Wisniski was a starting tackle this past season for an offensive unit that led all Division II programs in scoring (47.2 points per game) while finishing fifth nationally in rushing, gaining 280 yards a game. Caleb said their experience and dedication as a unit allowed them to achieve excellence to support their undefeated season.
“Once we got rolling, the offensive line really could dominate,” Wisniski said. “We had 0 top-tier Division II players, so we set our attitudes aside and played in rotations. Even in playoff games, we would be on for ten plays, with the other group then coming in, ready to go with fresh legs. Our opponents could not match up to us, so we could impose our will and do great things as an offense.”
Wisniski also found the year that the COVID-19 pandemic presented, in terms of extended athletic eligibility, the ability to proceed comfortably toward goals, both as a player and student.
“With the prerequisite courses toward my degree behind me, I could take fewer credits and advance confidently, thanks to my familiarity with the subject matter,” Caleb said. “This meant I could commit both to what was necessary, academically, while I did what I needed to keep my place on the offensive line.”
Ferris’ return last December to McKinney, Texas, for a rematch against Valdosta State, the 2018 NCAA Division II National Champion, was a chance for Caleb to make a mark for himself, and his own football family. His grandfather, James “Nipper” Wisniski, was a legendary Manistee High School player, who played for Indiana University and Caleb’s father, Jeff, played a year at North Alabama. Wisniski said his family had obstacles in their travel arrangements to Texas but arrived in time for the championship game.

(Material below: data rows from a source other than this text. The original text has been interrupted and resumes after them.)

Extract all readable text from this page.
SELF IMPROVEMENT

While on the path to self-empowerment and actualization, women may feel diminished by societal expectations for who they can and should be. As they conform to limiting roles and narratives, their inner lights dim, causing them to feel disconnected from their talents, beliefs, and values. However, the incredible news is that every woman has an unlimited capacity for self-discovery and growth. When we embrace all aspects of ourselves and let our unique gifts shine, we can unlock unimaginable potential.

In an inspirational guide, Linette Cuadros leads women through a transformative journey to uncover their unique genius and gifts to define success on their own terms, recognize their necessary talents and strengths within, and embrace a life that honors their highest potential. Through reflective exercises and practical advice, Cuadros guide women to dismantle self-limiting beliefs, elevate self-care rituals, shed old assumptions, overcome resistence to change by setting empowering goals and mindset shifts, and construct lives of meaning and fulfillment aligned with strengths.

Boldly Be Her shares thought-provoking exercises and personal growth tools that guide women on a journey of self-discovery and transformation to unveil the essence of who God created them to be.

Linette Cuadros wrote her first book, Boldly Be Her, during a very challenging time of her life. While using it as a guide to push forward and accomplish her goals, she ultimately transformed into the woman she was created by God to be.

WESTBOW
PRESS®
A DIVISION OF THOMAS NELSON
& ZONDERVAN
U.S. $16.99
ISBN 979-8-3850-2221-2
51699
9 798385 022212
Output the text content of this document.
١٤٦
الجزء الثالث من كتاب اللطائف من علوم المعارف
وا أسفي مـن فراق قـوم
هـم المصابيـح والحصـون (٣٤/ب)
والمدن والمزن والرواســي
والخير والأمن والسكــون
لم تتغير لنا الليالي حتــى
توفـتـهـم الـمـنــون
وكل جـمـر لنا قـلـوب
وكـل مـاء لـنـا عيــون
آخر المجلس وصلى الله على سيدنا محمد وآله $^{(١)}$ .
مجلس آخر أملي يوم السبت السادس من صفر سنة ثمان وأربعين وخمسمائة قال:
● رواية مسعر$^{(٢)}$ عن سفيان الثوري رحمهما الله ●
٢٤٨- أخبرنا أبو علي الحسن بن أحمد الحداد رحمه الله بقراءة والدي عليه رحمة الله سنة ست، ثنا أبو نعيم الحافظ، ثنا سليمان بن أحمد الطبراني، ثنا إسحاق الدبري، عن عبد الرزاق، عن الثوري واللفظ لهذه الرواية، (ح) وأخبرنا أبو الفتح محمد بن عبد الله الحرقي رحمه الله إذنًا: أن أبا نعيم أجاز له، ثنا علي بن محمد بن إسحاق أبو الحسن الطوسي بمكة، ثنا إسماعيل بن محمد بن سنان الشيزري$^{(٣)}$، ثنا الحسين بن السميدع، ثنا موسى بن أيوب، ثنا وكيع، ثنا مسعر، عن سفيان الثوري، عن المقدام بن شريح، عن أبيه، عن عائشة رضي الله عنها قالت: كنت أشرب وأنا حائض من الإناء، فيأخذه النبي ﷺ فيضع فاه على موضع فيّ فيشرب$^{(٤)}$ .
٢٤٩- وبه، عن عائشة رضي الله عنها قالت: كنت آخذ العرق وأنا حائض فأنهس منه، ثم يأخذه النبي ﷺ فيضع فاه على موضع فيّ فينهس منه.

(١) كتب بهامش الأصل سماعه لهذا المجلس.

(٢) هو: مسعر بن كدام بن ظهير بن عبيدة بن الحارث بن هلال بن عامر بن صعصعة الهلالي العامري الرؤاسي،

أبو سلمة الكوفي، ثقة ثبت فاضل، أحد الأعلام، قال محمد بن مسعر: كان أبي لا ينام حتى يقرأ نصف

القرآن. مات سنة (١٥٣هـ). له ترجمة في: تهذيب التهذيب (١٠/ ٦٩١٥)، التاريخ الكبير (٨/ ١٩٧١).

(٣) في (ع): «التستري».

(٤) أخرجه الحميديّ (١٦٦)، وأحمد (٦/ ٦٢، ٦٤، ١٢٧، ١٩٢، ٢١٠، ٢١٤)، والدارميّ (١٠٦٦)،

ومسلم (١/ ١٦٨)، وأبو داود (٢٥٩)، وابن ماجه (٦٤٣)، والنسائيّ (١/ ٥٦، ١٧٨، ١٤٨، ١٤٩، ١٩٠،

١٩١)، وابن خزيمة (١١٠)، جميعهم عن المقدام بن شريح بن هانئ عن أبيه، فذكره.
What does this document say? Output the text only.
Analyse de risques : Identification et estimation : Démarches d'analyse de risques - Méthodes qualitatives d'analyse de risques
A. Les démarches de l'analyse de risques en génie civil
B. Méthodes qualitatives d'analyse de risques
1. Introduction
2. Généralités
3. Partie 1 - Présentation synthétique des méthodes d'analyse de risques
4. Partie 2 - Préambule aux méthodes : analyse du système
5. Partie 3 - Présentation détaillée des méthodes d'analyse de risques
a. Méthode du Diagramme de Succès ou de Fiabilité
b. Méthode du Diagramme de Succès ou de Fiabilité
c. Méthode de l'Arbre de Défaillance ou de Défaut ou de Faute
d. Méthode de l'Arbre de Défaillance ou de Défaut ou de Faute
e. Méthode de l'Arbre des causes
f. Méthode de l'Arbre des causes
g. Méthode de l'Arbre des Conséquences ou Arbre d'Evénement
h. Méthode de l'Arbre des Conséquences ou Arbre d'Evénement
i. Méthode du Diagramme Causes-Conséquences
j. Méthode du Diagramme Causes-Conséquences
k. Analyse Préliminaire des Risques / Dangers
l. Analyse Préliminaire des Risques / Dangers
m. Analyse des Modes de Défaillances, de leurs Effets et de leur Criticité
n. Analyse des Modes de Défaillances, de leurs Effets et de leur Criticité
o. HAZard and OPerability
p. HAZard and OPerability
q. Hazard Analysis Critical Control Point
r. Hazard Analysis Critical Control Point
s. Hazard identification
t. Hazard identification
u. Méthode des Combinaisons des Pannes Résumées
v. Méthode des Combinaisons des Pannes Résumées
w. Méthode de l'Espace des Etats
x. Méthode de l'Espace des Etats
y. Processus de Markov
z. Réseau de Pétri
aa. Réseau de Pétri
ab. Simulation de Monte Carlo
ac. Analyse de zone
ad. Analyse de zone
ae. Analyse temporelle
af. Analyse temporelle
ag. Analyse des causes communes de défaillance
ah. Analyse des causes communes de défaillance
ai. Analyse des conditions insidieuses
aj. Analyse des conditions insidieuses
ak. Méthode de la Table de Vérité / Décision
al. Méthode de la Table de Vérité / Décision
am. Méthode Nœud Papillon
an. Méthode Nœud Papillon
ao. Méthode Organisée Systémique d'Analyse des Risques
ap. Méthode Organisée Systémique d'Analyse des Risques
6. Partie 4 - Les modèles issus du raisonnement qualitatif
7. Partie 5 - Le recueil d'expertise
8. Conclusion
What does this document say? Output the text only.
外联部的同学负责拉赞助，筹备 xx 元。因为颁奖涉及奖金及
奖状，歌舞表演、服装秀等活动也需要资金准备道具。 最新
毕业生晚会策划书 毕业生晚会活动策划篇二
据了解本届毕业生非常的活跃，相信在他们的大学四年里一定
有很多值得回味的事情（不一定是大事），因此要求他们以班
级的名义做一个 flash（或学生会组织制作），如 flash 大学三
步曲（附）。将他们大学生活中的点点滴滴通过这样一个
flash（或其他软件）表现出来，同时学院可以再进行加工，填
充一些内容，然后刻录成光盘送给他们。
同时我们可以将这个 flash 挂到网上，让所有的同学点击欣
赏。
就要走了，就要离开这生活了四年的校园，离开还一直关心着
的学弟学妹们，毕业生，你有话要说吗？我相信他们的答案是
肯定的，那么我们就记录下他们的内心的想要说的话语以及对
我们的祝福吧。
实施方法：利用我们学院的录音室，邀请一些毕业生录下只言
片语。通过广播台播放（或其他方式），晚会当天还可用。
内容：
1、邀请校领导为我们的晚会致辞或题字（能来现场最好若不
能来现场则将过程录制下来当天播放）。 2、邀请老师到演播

“My whole family has always been on my side, with a real tradition related to football, so they focus on success in all aspects of life, including academics,” Caleb said. “I was so glad they could share that with me. My family also wants me to be humble, so I could only call myself a national champion a month, according to their wishes. Still, I know how important that experience has been to my formation and I expect it will be valuable to me, as I commit to the start of my career. I could not ask for a better ending.”
Wisniski moves seamlessly from his studies at Ferris to his career, as he has begun the onboarding process with IMG (Innovation in Manufacturing), an engineering firm based in Livonia.
“They are focused on robotic and automation applications, any units that a client would require for their operation,” he said. “I know we will serve a variety of manufacturers, tailoring the robotic units to their needs. There will be plenty for me to learn about these devices and gain experience in project management. That is a new experience for me, but I am confident about what this offers me to establish my career and that I can succeed in it.”
While Caleb is ready to take on a new chapter in his life, the Wisniski family continues a presence, past, present and future with Ferris.
“I had my sister Chloe as a roommate this year,” Wisniski said. “She is studying Teacher Education. We are super close, with 18 years of family life shared. Our adding on another year as roommates at Ferris was a great experience.”
Caleb’s mother, Heidi, is an alumna of the Radiography program offered by the university and another sister, Tara, earned credits from Ferris online. The Wisniski ranks grow this fall as another student-athlete, Sophie, has signed a letter of intent to join the Ferris softball team.
“She has real talent in a number of sports,” Wisniski said. “I am super happy to see her put in the work as a softball player and expect I will be back with our family to see her team play. We are very familiar with and really enjoy this place.”
Spring 2022 commencement ceremonies are set for Friday, May 6 and Saturday, May 7.